Security Overview
ActLoom implements a layered security model that is visible directly in the product and codebase: authenticated sessions for human users, scoped API keys for machines, company-aware authorization checks, encrypted secret storage, rate-limited sensitive endpoints, and a verifiable audit trail for important actions.
What this section clarifies
What is confirmed by the product
This page focuses on security controls that are actually implemented in the application, not generic SaaS promises.
What reviewers usually need
It gives security, procurement, and IT teams a compact explanation of identity, access, secrets, auditability, and integration hardening.
Where the boundaries are
It also distinguishes platform controls from customer responsibilities such as role assignment, credential hygiene, and integration operations.
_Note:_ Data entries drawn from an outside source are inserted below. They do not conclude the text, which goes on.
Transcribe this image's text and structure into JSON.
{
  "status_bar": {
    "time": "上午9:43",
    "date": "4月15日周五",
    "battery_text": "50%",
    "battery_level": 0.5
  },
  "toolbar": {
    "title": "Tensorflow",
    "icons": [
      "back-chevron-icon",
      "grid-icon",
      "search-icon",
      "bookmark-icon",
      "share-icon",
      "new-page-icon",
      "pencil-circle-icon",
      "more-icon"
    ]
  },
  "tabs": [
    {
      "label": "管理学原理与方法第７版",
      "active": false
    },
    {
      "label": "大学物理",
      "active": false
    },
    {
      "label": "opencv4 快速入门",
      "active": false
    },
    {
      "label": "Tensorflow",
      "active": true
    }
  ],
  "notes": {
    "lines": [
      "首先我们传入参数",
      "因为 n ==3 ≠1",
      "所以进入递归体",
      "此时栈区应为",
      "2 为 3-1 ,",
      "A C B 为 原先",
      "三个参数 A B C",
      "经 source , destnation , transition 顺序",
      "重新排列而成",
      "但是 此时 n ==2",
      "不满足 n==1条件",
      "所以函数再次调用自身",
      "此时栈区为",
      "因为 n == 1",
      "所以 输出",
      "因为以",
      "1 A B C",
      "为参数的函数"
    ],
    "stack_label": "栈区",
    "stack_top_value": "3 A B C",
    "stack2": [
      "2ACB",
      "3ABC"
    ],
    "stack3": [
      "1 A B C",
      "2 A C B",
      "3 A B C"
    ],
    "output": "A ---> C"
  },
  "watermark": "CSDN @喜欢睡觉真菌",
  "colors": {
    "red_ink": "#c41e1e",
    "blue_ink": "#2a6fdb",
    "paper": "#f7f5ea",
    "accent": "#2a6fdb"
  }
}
| Operational aspect | What to know in ActLoom |
|---|---|
| Best use of this page | Treat it as a product-security implementation summary, not just a policy statement. |
| Main questions answered | How identity, authorization, secrets, machine access, webhook delivery, and auditability are implemented in the product. |
| Who typically reads it | Security reviewers, procurement teams, IT, enterprise customers, and technical buyers. |
| Primary outputs | A concise implementation narrative that can support security review, diligence calls, or internal technical validation. |
Identity & Sessions
Authorization & Tenant Access
Secret & API Protection
Operational Integrity
Identity
Auth.js with JWT sessions, email/password sign-in, Google OAuth, and optional enterprise SSO.
Authorization
Company-scoped access checks determine whether a user is owner, executive, admin, or member before protected actions run.
Secret protection
API keys and webhook secrets are stored as SHA-256 hashes; integration and SSO secrets are encrypted with AES-256-GCM before persistence.
Machine access
API keys are scope-checked and rate-limited before versioned machine endpoints allow access.
Input Validation
Sensitive settings and API endpoints validate request bodies and query params with Zod before processing.
Rate Limiting
Rate limiting is endpoint-specific rather than one global number: login, signup, SSO, report generation, classification, and API key flows each have their own thresholds.
Auditability
Sensitive actions are logged into a chained audit trail with sequence numbers, previous-hash linkage, and integrity verification support.
Webhook delivery controls
Outbound webhooks block private or loopback targets, use timeouts, and can attach HMAC signatures for live deliveries.